Say the order of the problems is (Day 1: CNG, Day 2: GAC). The geometry solver gives you 14 points. For a chance on IMO Gold, you have to solve the easiest combinatorics problem, plus one of either algebra or number theory.

Given the recent progress on coding problems as in AlphaCode, I place over 50% probability on IMO #1/#4 combinatorics problems being solvable by 2024. If that turns out to be true, then the “AI has Gold” event becomes “AI solves a medium N or a medium A problem, or both if contestants find them easy”.
Now, as noted elsewhere in the thread, there are various types of N and A problems that we might consider “easy” for an AI. Several IMOs in the last ten years contain those.
In 2015, the easiest five problems consisted out of: two bashable G problems (#3, #4), an easy C (#1), a diophantine equation N (#2) and a functional equation A (#5).

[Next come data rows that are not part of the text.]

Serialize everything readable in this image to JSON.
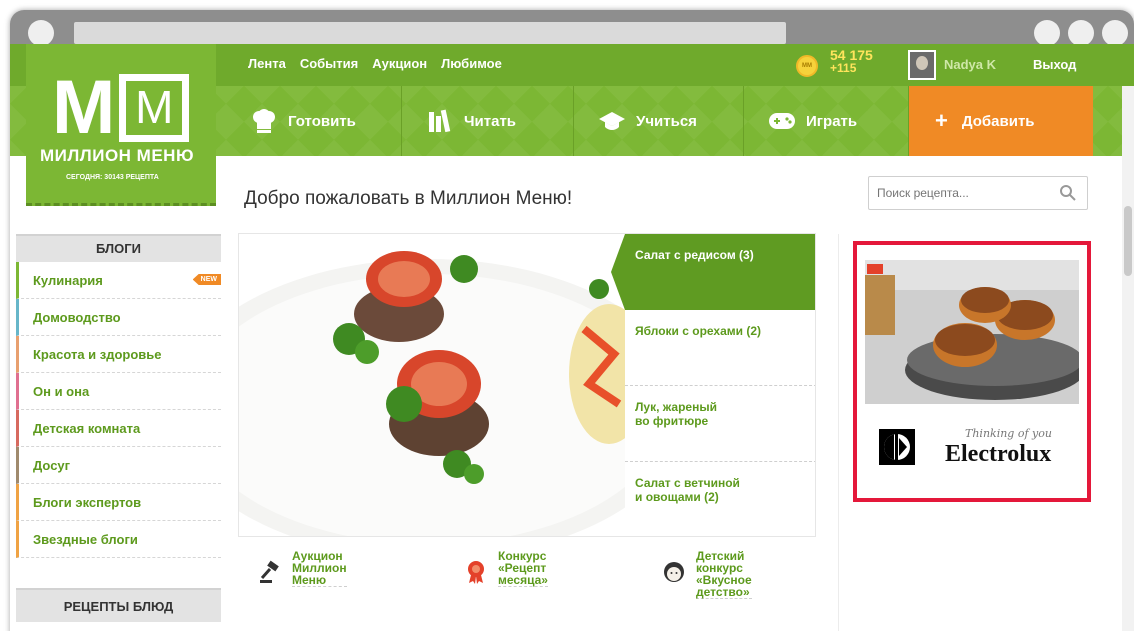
{
  "header": {
    "logo_big": "M",
    "logo_box": "M",
    "logo_name": "МИЛЛИОН МЕНЮ",
    "today": "СЕГОДНЯ: 30143 РЕЦЕПТА",
    "links": [
      "Лента",
      "События",
      "Аукцион",
      "Любимое"
    ],
    "points": "54 175",
    "points_delta": "+115",
    "username": "Nadya K",
    "logout": "Выход"
  },
  "nav": {
    "items": [
      {
        "label": "Готовить",
        "icon": "chef-hat-icon"
      },
      {
        "label": "Читать",
        "icon": "books-icon"
      },
      {
        "label": "Учиться",
        "icon": "graduation-cap-icon"
      },
      {
        "label": "Играть",
        "icon": "gamepad-icon"
      }
    ],
    "add_label": "Добавить"
  },
  "main": {
    "welcome": "Добро пожаловать в Миллион Меню!",
    "search_placeholder": "Поиск рецепта..."
  },
  "sidebar": {
    "blogs_title": "БЛОГИ",
    "items": [
      {
        "label": "Кулинария",
        "color": "#7cb734",
        "badge": "NEW"
      },
      {
        "label": "Домоводство",
        "color": "#67b6c9"
      },
      {
        "label": "Красота и здоровье",
        "color": "#e8a06f"
      },
      {
        "label": "Он и она",
        "color": "#e07090"
      },
      {
        "label": "Детская комната",
        "color": "#d76a5f"
      },
      {
        "label": "Досуг",
        "color": "#a08a6d"
      },
      {
        "label": "Блоги экспертов",
        "color": "#f0a344"
      },
      {
        "label": "Звездные блоги",
        "color": "#f0a344"
      }
    ],
    "recipes_title": "РЕЦЕПТЫ БЛЮД"
  },
  "slider": {
    "tabs": [
      {
        "label": "Салат с редисом (3)",
        "active": true
      },
      {
        "label": "Яблоки с орехами (2)",
        "active": false
      },
      {
        "label": "Лук, жареный\nво фритюре",
        "active": false
      },
      {
        "label": "Салат с ветчиной\nи овощами (2)",
        "active": false
      }
    ]
  },
  "promos": [
    {
      "label": "Аукцион\nМиллион\nМеню",
      "icon": "gavel-icon"
    },
    {
      "label": "Конкурс\n«Рецепт\nмесяца»",
      "icon": "award-icon"
    },
    {
      "label": "Детский\nконкурс\n«Вкусное\nдетство»",
      "icon": "child-icon"
    }
  ],
  "ad": {
    "tagline": "Thinking of you",
    "brand": "Electrolux"
  },
  "colors": {
    "brand_green": "#7cb734",
    "accent_orange": "#f08a25",
    "ad_border": "#e4183a"
  }
}
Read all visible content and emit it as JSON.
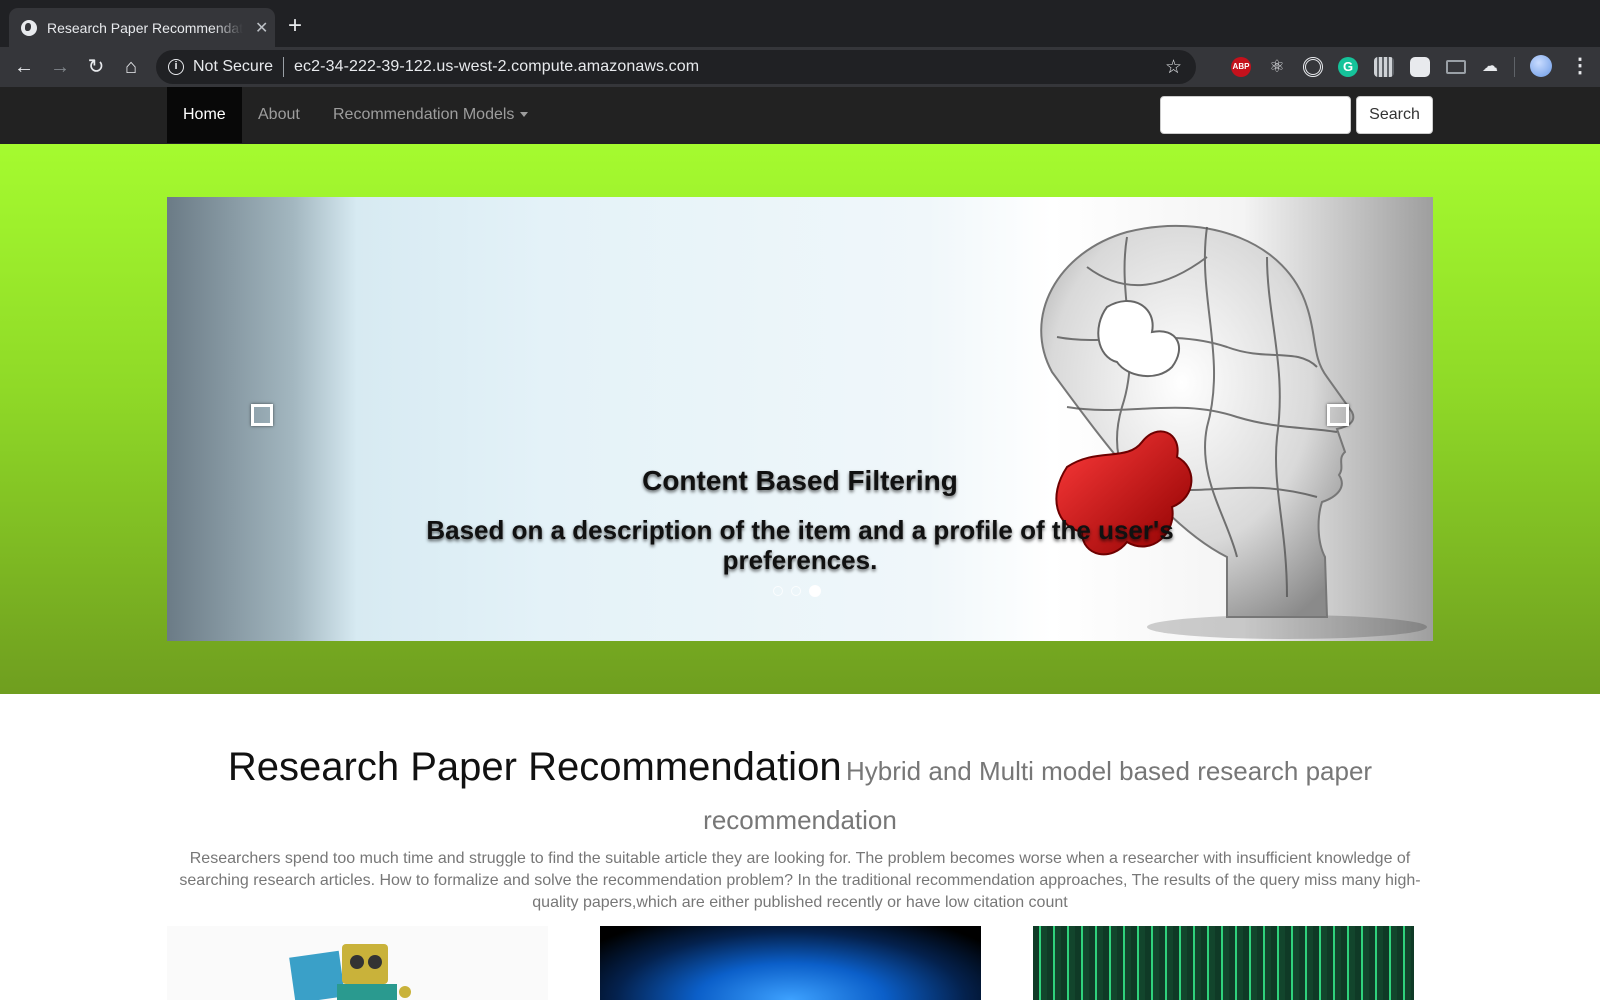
{
  "browser": {
    "tab_title": "Research Paper Recommendat",
    "tab_close": "✕",
    "new_tab": "+",
    "security_label": "Not Secure",
    "url": "ec2-34-222-39-122.us-west-2.compute.amazonaws.com",
    "extensions": [
      "abp-icon",
      "react-devtools-icon",
      "target-icon",
      "grammarly-icon",
      "qr-code-icon",
      "notes-icon",
      "mail-icon",
      "cloud-icon"
    ],
    "abp_label": "ABP"
  },
  "navbar": {
    "items": [
      "Home",
      "About",
      "Recommendation Models"
    ],
    "search_button": "Search",
    "search_placeholder": ""
  },
  "carousel": {
    "caption_title": "Content Based Filtering",
    "caption_text": "Based on a description of the item and a profile of the user's preferences.",
    "slide_count": 3,
    "active_slide": 3
  },
  "content": {
    "title": "Research Paper Recommendation",
    "subtitle": "Hybrid and Multi model based research paper recommendation",
    "lead": "Researchers spend too much time and struggle to find the suitable article they are looking for. The problem becomes worse when a researcher with insufficient knowledge of searching research articles. How to formalize and solve the recommendation problem? In the traditional recommendation approaches, The results of the query miss many high-quality papers,which are either published recently or have low citation count"
  },
  "colors": {
    "hero_top": "#a5fb2f",
    "hero_bottom": "#6f9e1f",
    "navbar_bg": "#222222",
    "puzzle_red": "#d51212"
  }
}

Given such a problemset, a dedicated AI might be able to score 35 points, without having capabilities remotely enough to tackle the combinatorics #6.

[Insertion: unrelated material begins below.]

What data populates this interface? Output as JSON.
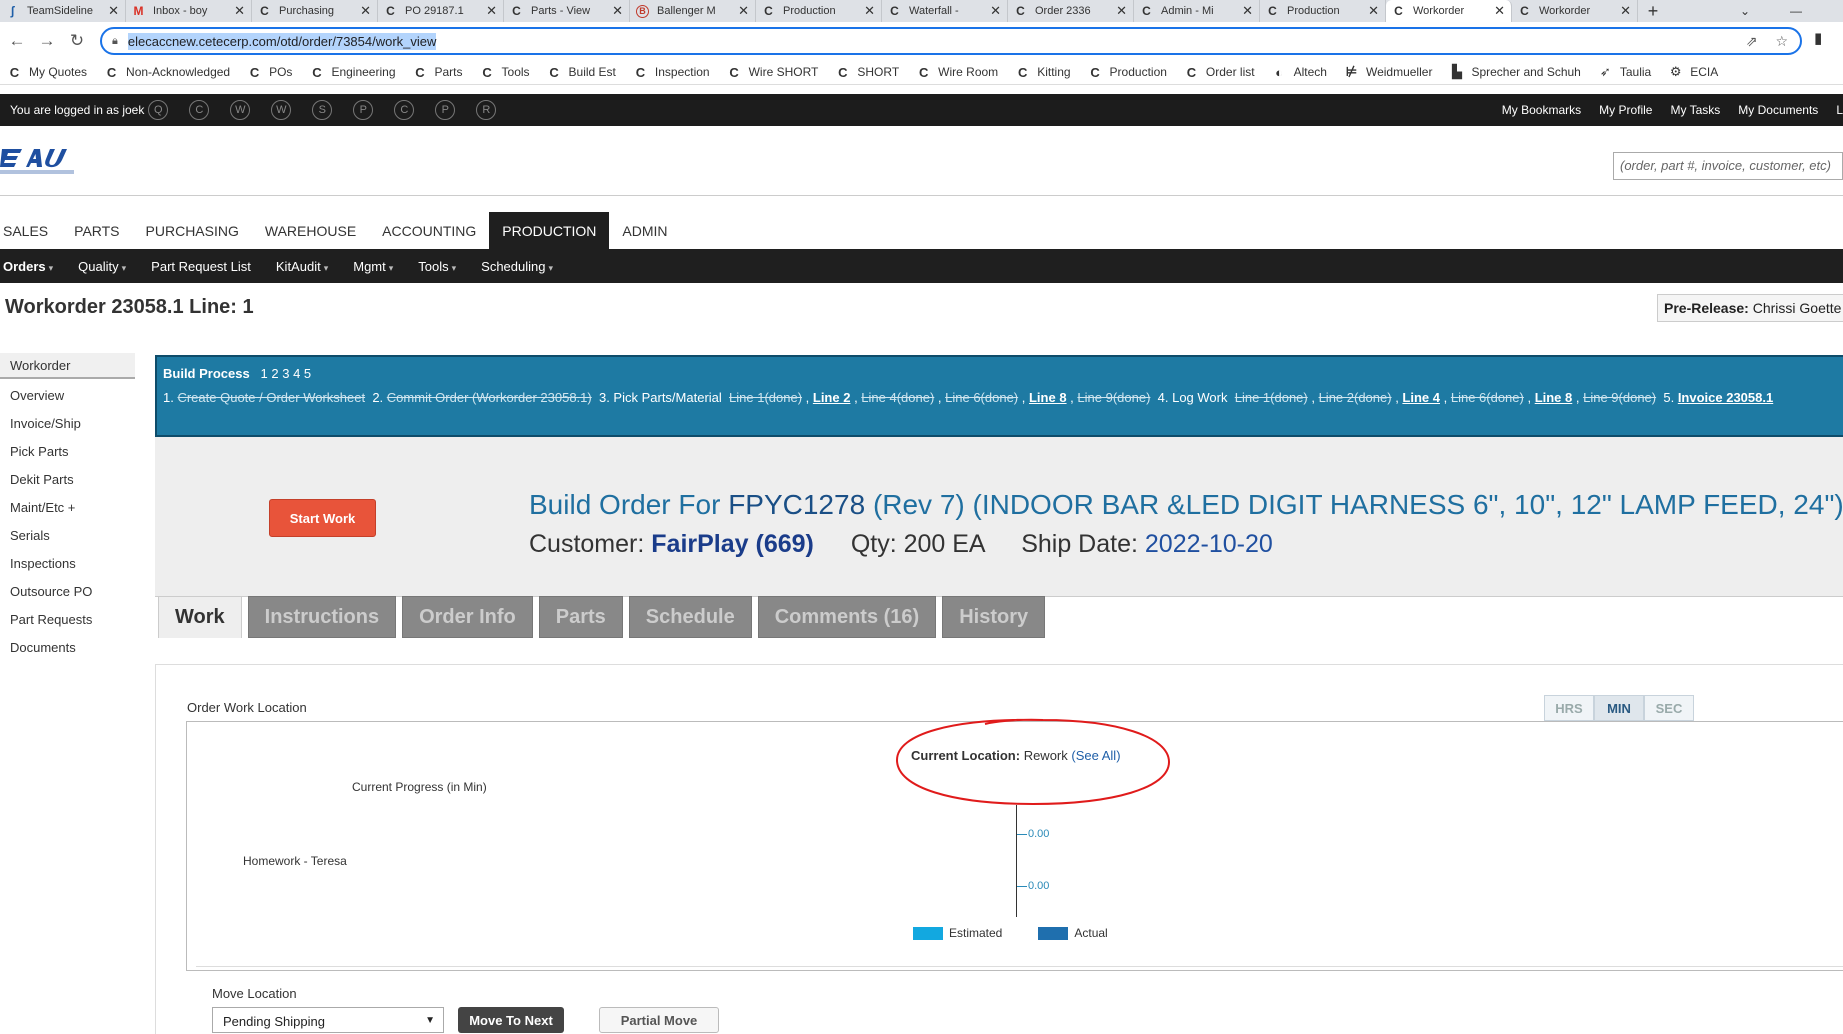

The only way the Gold probability could be comparable to “hardest problem” probability is if the bet only takes general problem-solving models into account. Otherwise, inductive bias one could build into such a model (e.g. resort to a dedicated diophantine equation solver) helps much more in one than in the other.
What links here?
- Matthew Barnett's comment on A concrete bet offer to those with short AGI timelines by Matthew Barnett (Mar 14, 2023, 2:10 AM; 34 points)

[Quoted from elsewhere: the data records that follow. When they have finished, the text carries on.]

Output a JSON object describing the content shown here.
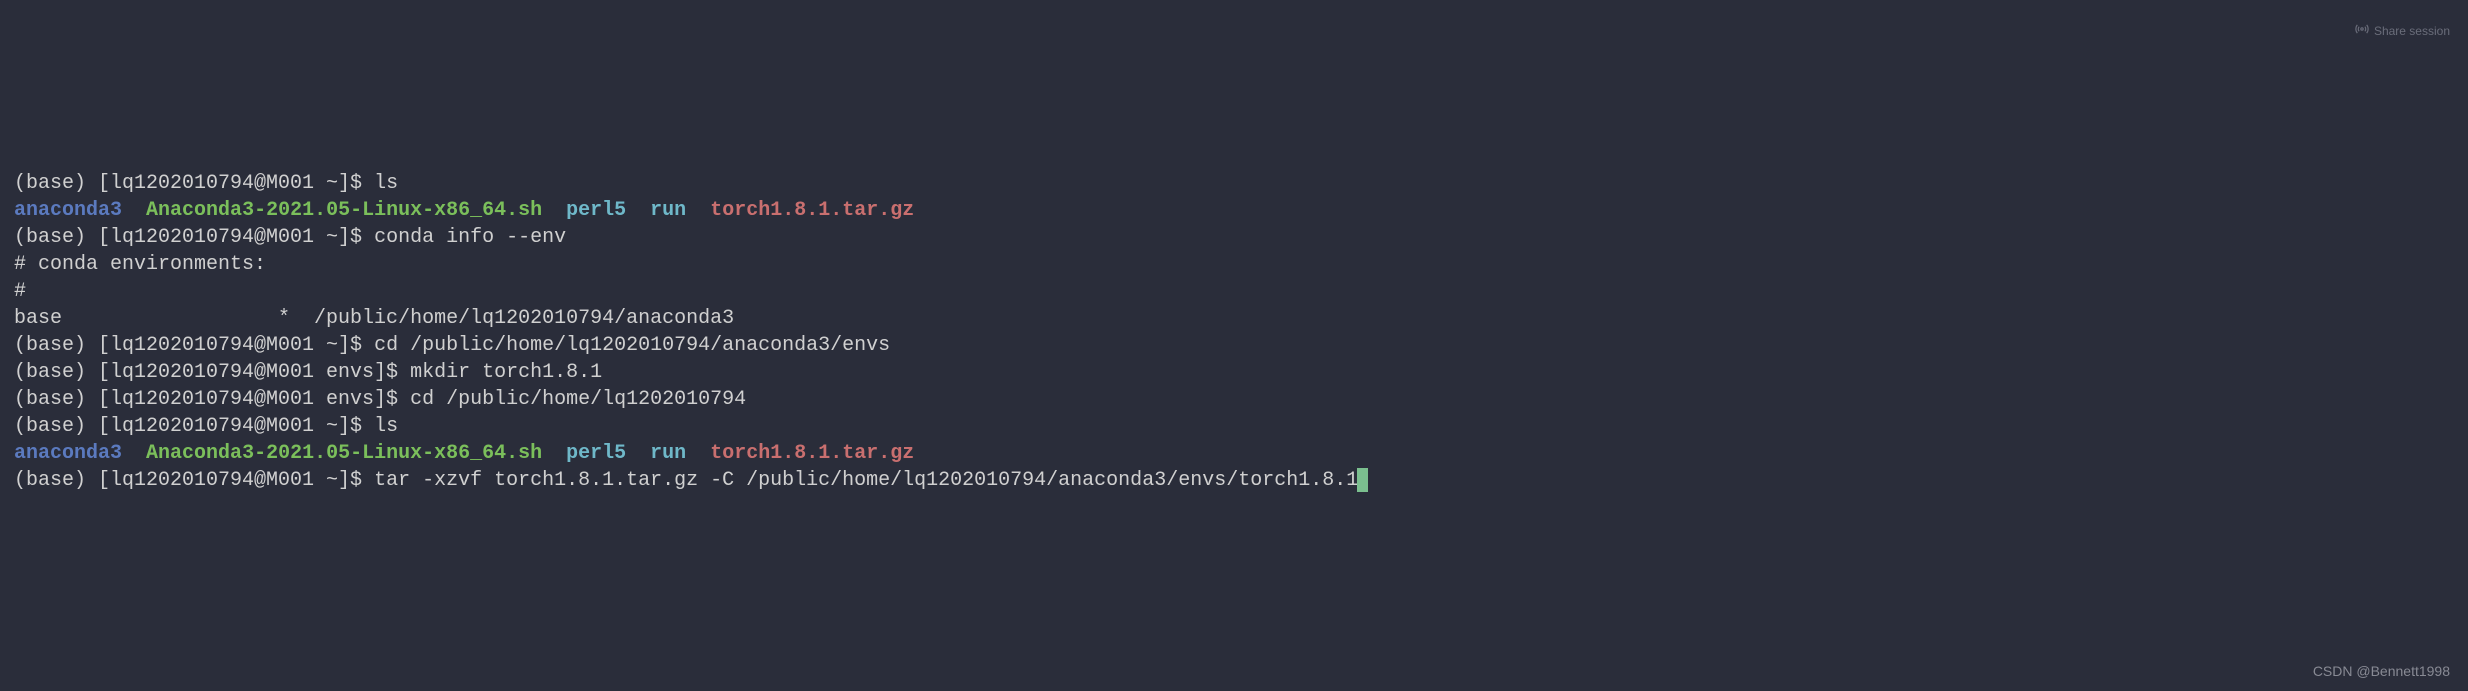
{
  "share": {
    "label": "Share session"
  },
  "watermark": "CSDN @Bennett1998",
  "lines": {
    "l1": {
      "prompt": "(base) [lq1202010794@M001 ~]$ ",
      "cmd": "ls"
    },
    "ls_out1": {
      "anaconda3": "anaconda3",
      "installer": "Anaconda3-2021.05-Linux-x86_64.sh",
      "perl5": "perl5",
      "run": "run",
      "tarball": "torch1.8.1.tar.gz"
    },
    "l3": {
      "prompt": "(base) [lq1202010794@M001 ~]$ ",
      "cmd": "conda info --env"
    },
    "l4": "# conda environments:",
    "l5": "#",
    "l6": "base                  *  /public/home/lq1202010794/anaconda3",
    "l7": "",
    "l8": {
      "prompt": "(base) [lq1202010794@M001 ~]$ ",
      "cmd": "cd /public/home/lq1202010794/anaconda3/envs"
    },
    "l9": {
      "prompt": "(base) [lq1202010794@M001 envs]$ ",
      "cmd": "mkdir torch1.8.1"
    },
    "l10": {
      "prompt": "(base) [lq1202010794@M001 envs]$ ",
      "cmd": "cd /public/home/lq1202010794"
    },
    "l11": {
      "prompt": "(base) [lq1202010794@M001 ~]$ ",
      "cmd": "ls"
    },
    "ls_out2": {
      "anaconda3": "anaconda3",
      "installer": "Anaconda3-2021.05-Linux-x86_64.sh",
      "perl5": "perl5",
      "run": "run",
      "tarball": "torch1.8.1.tar.gz"
    },
    "l13": {
      "prompt": "(base) [lq1202010794@M001 ~]$ ",
      "cmd": "tar -xzvf torch1.8.1.tar.gz -C /public/home/lq1202010794/anaconda3/envs/torch1.8.1"
    }
  }
}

Daniel Paleka Apr 9, 2022, 9:22 PM
1 point
in reply to: Daniel Paleka’s comment on: AMA Conjecture, A New Alignment Startup
Before someone points this out: Non-disclosure-by-default is a negative incentive for the academic side, if they care about publication metrics.
It is not a negative incentive for Conjecture in such an arrangement, at least not in an obvious way.

Daniel Paleka Apr 9, 2022, 9:21 PM
3 points
on: AMA Conjecture, A New Alignment Startup
Do you ever plan on collaborating with researchers in academia, like DeepMind and Google Brain often do? What would make you accept or seek such external collaboration?